Per-piece attribution as a habit
The attribution log is a 3-minute addition to your publishing workflow. Script it. Make it a publish-time hook so it can't be skipped.
Legal relationship
Meet your lawyer quarterly for 30 minutes. Review the disclosure policy, edge cases from the last quarter, any provider changes. This compounds: your lawyer gets smarter about your specific use, faster answers next time.
Training client / partner conversations
Your customers and partners will ask. Have a one-pager: "How we use AI in our work." Link to disclosure policy. Name a human contact. Readiness prevents improvisation under pressure.
Chief.
Risk 1. Regulatory ambiguity
EU AI Act, US state-level laws, industry-specific rules. The map is moving. Counsel is conservative. Your defaults need to be defensible.
Governance: write down your defaults. Update quarterly. Have counsel sign off annually. Defensible doesn't mean bulletproof, it means articulable.

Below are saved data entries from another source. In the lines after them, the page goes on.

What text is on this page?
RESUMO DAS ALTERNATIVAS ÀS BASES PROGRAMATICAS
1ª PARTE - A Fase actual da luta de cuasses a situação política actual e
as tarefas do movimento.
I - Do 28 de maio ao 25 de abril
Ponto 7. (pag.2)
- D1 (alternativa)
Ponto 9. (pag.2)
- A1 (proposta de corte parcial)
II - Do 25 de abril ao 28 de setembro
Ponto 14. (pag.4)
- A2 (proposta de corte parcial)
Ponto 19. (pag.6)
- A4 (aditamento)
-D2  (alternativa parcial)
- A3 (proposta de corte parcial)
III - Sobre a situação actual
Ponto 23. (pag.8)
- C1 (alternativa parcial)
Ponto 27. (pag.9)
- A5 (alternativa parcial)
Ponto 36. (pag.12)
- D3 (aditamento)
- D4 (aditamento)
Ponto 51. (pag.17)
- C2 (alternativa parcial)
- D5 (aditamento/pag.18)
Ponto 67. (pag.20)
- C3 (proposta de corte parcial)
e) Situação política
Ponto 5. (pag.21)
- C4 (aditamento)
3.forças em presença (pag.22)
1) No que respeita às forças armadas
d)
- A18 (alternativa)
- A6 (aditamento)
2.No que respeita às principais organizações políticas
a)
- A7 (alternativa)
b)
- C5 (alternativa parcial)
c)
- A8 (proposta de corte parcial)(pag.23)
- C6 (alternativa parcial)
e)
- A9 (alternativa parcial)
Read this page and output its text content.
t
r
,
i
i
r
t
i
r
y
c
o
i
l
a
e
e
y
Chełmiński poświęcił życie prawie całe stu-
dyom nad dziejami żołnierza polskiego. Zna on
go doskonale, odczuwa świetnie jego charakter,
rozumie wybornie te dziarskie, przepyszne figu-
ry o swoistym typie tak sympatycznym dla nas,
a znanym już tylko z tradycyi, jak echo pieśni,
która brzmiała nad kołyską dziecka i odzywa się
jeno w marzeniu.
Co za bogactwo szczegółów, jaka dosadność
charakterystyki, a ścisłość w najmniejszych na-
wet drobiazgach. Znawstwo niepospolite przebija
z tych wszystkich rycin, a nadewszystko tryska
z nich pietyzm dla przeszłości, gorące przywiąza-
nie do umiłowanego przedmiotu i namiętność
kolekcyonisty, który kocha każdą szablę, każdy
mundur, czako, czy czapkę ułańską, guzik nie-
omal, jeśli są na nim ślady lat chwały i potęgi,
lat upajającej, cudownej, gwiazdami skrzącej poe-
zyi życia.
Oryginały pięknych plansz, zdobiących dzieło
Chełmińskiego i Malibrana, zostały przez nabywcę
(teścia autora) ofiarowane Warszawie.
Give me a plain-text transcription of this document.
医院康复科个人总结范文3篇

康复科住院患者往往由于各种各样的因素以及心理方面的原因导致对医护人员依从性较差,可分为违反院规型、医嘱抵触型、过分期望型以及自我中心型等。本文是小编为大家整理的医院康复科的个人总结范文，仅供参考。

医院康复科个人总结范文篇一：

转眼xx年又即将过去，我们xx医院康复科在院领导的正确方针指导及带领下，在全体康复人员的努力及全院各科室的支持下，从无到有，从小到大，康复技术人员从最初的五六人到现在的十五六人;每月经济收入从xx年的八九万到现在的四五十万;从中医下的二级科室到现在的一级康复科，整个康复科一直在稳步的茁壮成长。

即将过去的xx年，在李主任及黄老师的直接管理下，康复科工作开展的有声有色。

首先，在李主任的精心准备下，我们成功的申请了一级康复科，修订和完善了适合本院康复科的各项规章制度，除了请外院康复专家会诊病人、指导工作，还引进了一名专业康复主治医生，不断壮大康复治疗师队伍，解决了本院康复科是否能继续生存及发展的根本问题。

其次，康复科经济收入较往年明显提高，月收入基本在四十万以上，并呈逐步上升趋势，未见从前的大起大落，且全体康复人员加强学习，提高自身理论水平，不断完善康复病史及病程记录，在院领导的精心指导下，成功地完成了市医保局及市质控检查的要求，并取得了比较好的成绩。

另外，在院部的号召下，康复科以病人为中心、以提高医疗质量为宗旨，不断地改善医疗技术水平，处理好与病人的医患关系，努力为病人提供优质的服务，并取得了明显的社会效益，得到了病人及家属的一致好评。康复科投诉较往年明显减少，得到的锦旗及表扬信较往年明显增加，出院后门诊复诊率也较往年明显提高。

Risk 2. The undisclosed dependency
Your product quietly depends on a model provider. That provider changes terms. Suddenly your commercial use is questionable. You didn't have a backup plan.
Governance: dual-sourcing where possible. Model-agnostic prompts where possible. A migration plan documented, even if never executed.
Risk 3. Reputation vs. law
Sometimes something is legal but reputationally costly. Using AI in obituaries, for example: legal in most places, disastrous in brand terms.
Governance: legal is one input. Communications / brand is another. Decisions that cross both should be reviewed by both.
Founder.
Solo founder: you are legal, comms, and product, for now.
The solo legal kit
- One-page disclosure policy. Public on your site.
- Provider terms saved in
~/legal/. - Attribution log on every shipped piece, automatic.
- Quarterly 30-min call with a lawyer who knows AI.
The pragmatic default
When in doubt, disclose. Readers increasingly expect it. The legal exposure from over-disclosure is zero. The legal exposure from a "discovered" AI secret is real.
Write down the default. Apply consistently.
The legal landscape is unsettled. Your practice doesn't need to be. A clear, written, consistently-applied default is your best protection. When the rules settle, you adapt. When questions come, you answer with logs. Neither requires you to be a lawyer. It requires you to be organized.